60代が最も可能性が高く、おおよそ半数を占める。
制度がある以上、丁度いい頃合いという判断なのかもしれない。
70代で減り、80代で増える。
70代では、罪の重さを考えると出すわけにはいかない、80代では、もはや死期が近いので、のような判断に思える。
事件から30年後に中村はまだ50代、少し厳しいかなとという印象を受ける。
在所期間と許可されるかされないかの違いについては、これといって傾向は見られない。
しかし、許可された時期、これはつまりその前に審理が開始されたという事を意味するが、それが30年から32年に集中している。
それ以外ではだいたい35年以上となっており、その数は極端に少ない。
これは、審理に時間がかかる場合があり、その場合1、2年後に許可されるという事なのかもしれない。
これは許可されない場合も同様であり、1、2年後に許可しないという決定がなされる。
ということは、中村の場合、58歳から審理を開始、2年後の還暦をもって仮釈放が許可されるという可能性がないとは言えない。
しかし、ここで疑問なのは在所期間35年から38年の間に審理が行われ、さらに仮釈放が許可されるケースが存在することである。
35年から38年とバラけているのは、仮釈放が認められなかった時から起算して5年後のように思える。
法令上は10年後ということになっているから、受刑者が望む場合に限り5年後にもう一度審理が行われるということなのだろうか?

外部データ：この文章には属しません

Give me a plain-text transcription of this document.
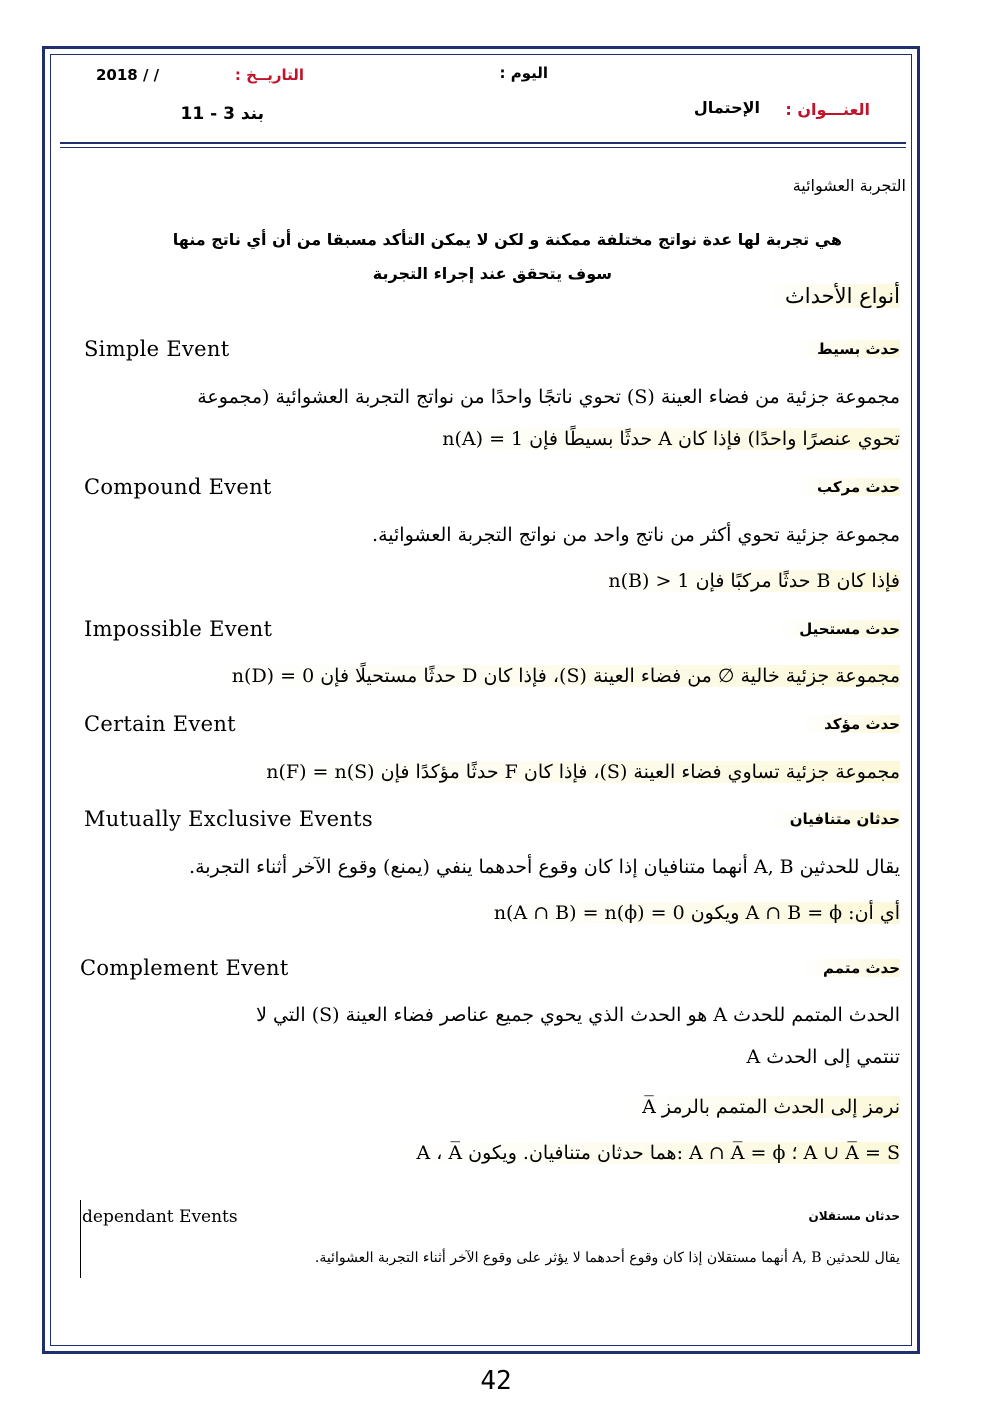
2018 / /	التاريــخ :	اليوم :
العنـــوان :
الإحتمال
بند 3 - 11
التجربة العشوائية
هي تجربة لها عدة نواتج مختلفة ممكنة و لكن لا يمكن التأكد مسبقا من أن أي ناتج منها
سوف يتحقق عند إجراء التجربة
أنواع الأحداث
Simple Event	حدث بسيط
مجموعة جزئية من فضاء العينة (S) تحوي ناتجًا واحدًا من نواتج التجربة العشوائية (مجموعة
تحوي عنصرًا واحدًا) فإذا كان A حدثًا بسيطًا فإن n(A) = 1
Compound Event	حدث مركب
مجموعة جزئية تحوي أكثر من ناتج واحد من نواتج التجربة العشوائية.
فإذا كان B حدثًا مركبًا فإن n(B) > 1
Impossible Event	حدث مستحيل
مجموعة جزئية خالية ∅ من فضاء العينة (S)، فإذا كان D حدثًا مستحيلًا فإن n(D) = 0
Certain Event	حدث مؤكد
مجموعة جزئية تساوي فضاء العينة (S)، فإذا كان F حدثًا مؤكدًا فإن n(F) = n(S)
Mutually Exclusive Events	حدثان متنافيان
يقال للحدثين A, B أنهما متنافيان إذا كان وقوع أحدهما ينفي (يمنع) وقوع الآخر أثناء التجربة.
أي أن: A ∩ B = ϕ ويكون n(A ∩ B) = n(ϕ) = 0
Complement Event	حدث متمم
الحدث المتمم للحدث A هو الحدث الذي يحوي جميع عناصر فضاء العينة (S) التي لا
تنتمي إلى الحدث A
نرمز إلى الحدث المتمم بالرمز A̅
A ، A̅ هما حدثان متنافيان. ويكون: A ∩ A̅ = ϕ ؛ A ∪ A̅ = S
dependant Events	حدثان مستقلان
يقال للحدثين A, B أنهما مستقلان إذا كان وقوع أحدهما لا يؤثر على وقوع الآخر أثناء التجربة العشوائية.
42
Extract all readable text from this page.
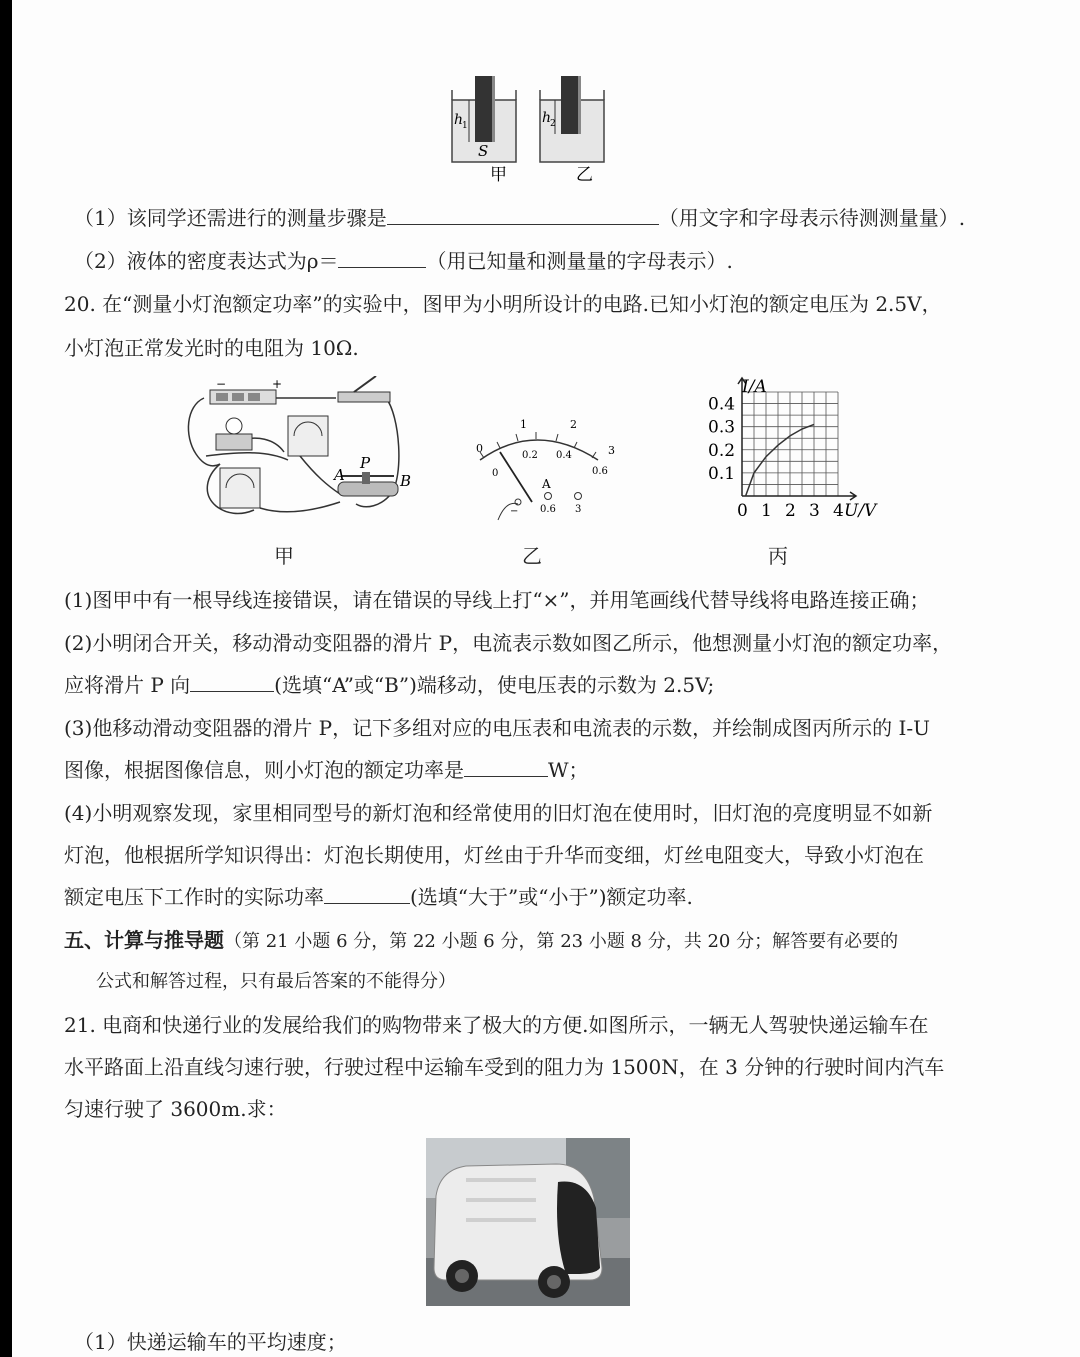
h
1
S
h
2
甲	乙
（1）该同学还需进行的测量步骤是	（用文字和字母表示待测测量量）.
（2）液体的密度表达式为ρ＝	（用已知量和测量量的字母表示）.
20. 在“测量小灯泡额定功率”的实验中，图甲为小明所设计的电路.已知小灯泡的额定电压为 2.5V，
小灯泡正常发光时的电阻为 10Ω.
−	+
A
P
B
0
1	2
3
0.2 0.4
0.6
0
A
− 0.6 3
0.4
0.3
0.2
0.1
0 1 2 3 4
I/A
U/V
甲	乙	丙
(1)图甲中有一根导线连接错误，请在错误的导线上打“×”，并用笔画线代替导线将电路连接正确；
(2)小明闭合开关，移动滑动变阻器的滑片 P，电流表示数如图乙所示，他想测量小灯泡的额定功率，
应将滑片 P 向	(选填“A”或“B”)端移动，使电压表的示数为 2.5V;
(3)他移动滑动变阻器的滑片 P，记下多组对应的电压表和电流表的示数，并绘制成图丙所示的 I-U
图像，根据图像信息，则小灯泡的额定功率是	W；
(4)小明观察发现，家里相同型号的新灯泡和经常使用的旧灯泡在使用时，旧灯泡的亮度明显不如新
灯泡，他根据所学知识得出：灯泡长期使用，灯丝由于升华而变细，灯丝电阻变大，导致小灯泡在
额定电压下工作时的实际功率	(选填“大于”或“小于”)额定功率.
五、计算与推导题（第 21 小题 6 分，第 22 小题 6 分，第 23 小题 8 分，共 20 分；解答要有必要的
公式和解答过程，只有最后答案的不能得分）
21. 电商和快递行业的发展给我们的购物带来了极大的方便.如图所示，一辆无人驾驶快递运输车在
水平路面上沿直线匀速行驶，行驶过程中运输车受到的阻力为 1500N，在 3 分钟的行驶时间内汽车
匀速行驶了 3600m.求：
（1）快递运输车的平均速度；
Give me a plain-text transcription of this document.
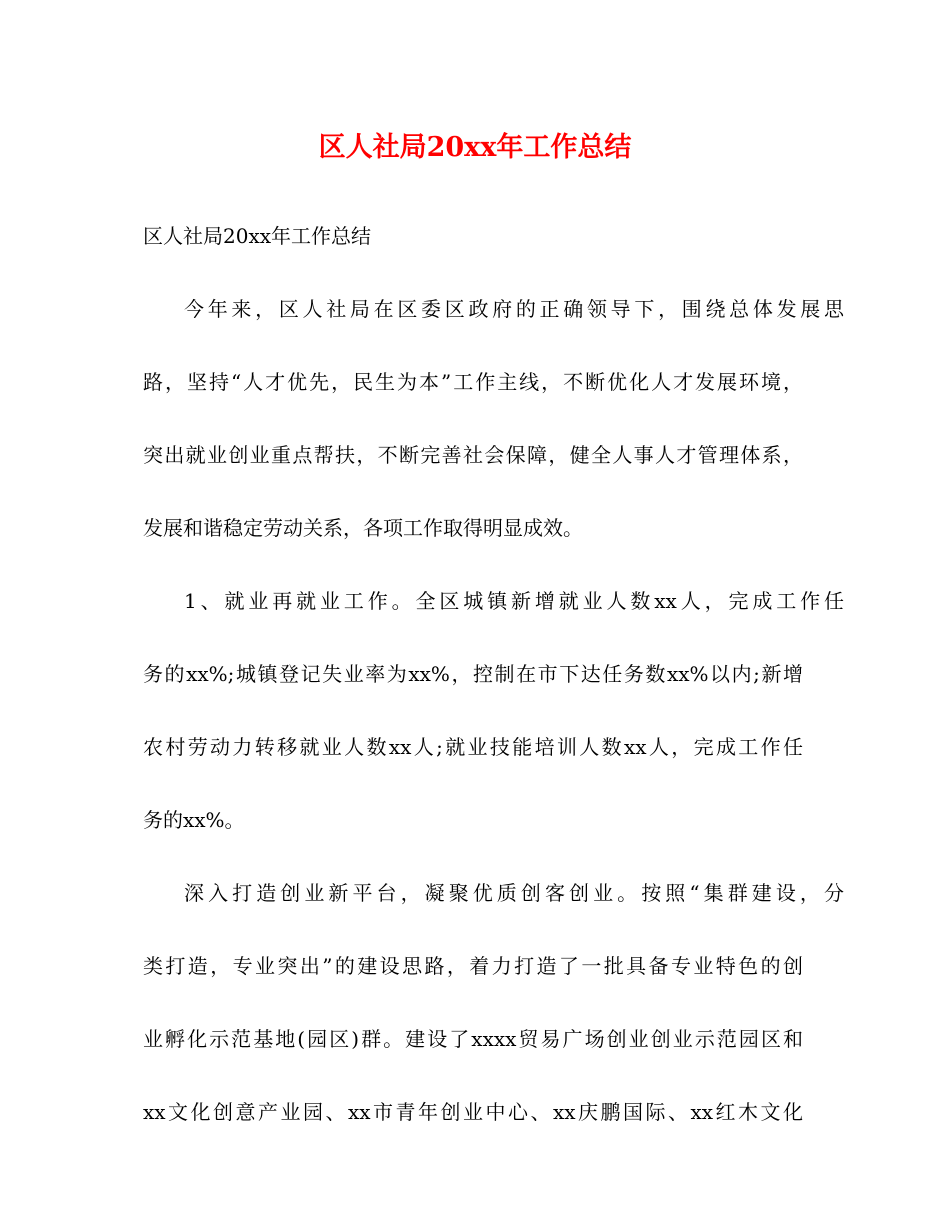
区人社局20xx年工作总结
区人社局20xx年工作总结
今年来，区人社局在区委区政府的正确领导下，围绕总体发展思
路，坚持“人才优先，民生为本”工作主线，不断优化人才发展环境，
突出就业创业重点帮扶，不断完善社会保障，健全人事人才管理体系，
发展和谐稳定劳动关系，各项工作取得明显成效。
1、就业再就业工作。全区城镇新增就业人数xx人，完成工作任
务的xx%;城镇登记失业率为xx%，控制在市下达任务数xx%以内;新增
农村劳动力转移就业人数xx人;就业技能培训人数xx人，完成工作任
务的xx%。
深入打造创业新平台，凝聚优质创客创业。按照“集群建设，分
类打造，专业突出”的建设思路，着力打造了一批具备专业特色的创
业孵化示范基地(园区)群。建设了xxxx贸易广场创业创业示范园区和
xx文化创意产业园、xx市青年创业中心、xx庆鹏国际、xx红木文化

仮釈放が許可された場合の審理が何回目なのかというデータが見つからないので、この部分ははっきりしない。
それよりも、何よりも、一番の疑問が残っている。
仮釈放のスタート地点はどこなのか?
これはどうやら受刑者が望んだところで、それは叶わないようだ。
在所期間が30年を過ぎれば自動的に審理の準備に入る。
そのため、その数年前から受刑者に聞き取りを行う。
その時中村は仮釈放を望み、身元引受人の指定を行った。
おそらく、そういう事なんじゃなかろうか。
本の副題にあった「なぜ私は身元引受人になったのか」の答えは、中村が指定したから。
そういうことになる。
最後に無期懲役となった場合の、実質的な仮釈放の可能性を見ておこう。
過去10年間で仮釈放は84名、獄死者は193名。
さて、中村はどちらになるのだろうか。